To celebrate the launch of the New Living Translation Instagram Page we are giving away your choice of an iPad Mini 3 or Apple iWatch Sport Edition, plus 25 copies of the NLT Illustrated Study Bible¹. (Note: We added an additional 25 copies, now bumping up the total to 50!)

Here’s how to enter:

-Follow @NLTBible on Instagram – https://instagram.com/nltbible/

– Post a picture of yourself on Instagram with your NLT Bible and use the hashtags #ireadtheNLT and #openmyeyes.

Note: you can include any NLT print or electronic Bible in the photo. You can include your phone, tablet, or computer.  If possible, please show the NLT text on your device’s screen in the photo.

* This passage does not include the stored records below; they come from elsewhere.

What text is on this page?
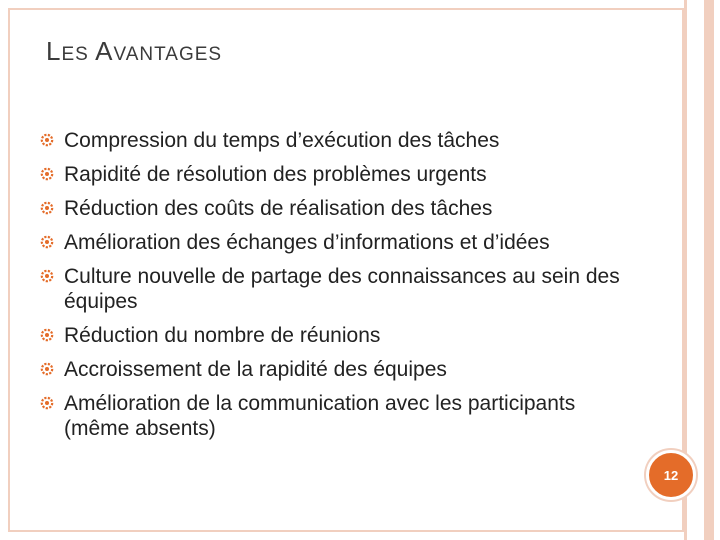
LES AVANTAGES
Compression du temps d’exécution des tâches
Rapidité de résolution des problèmes urgents
Réduction des coûts de réalisation des tâches
Amélioration des échanges d’informations et d’idées
Culture nouvelle de partage des connaissances au sein des équipes
Réduction du nombre de réunions
Accroissement de la rapidité des équipes
Amélioration de la communication avec les participants (même absents)
12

We’ll contact the winners on September 11th, 2015. (Winners will be contacted through Instagram direct message)

 

¹ Prize details:

 

Grand prize: one grand prize winner will be selected by 9.18.15 (deadline extended).  The grand prize winner can select their choice of either an Apple iPad Mini 3, Wi-Fi, 16 GB, or an Apple iWatch Sport Edition 42mm Silver Aluminum Case with White Sport Band.  No data service is provided.

 

Prizes: Tyndale will give away 25 NLT Illustrated Study Bible, hard cover edition Bibles by 9.18.15.    Twenty-five winners will be selected, each receiving one NLT Illustrated Study Bible, hard cover edition.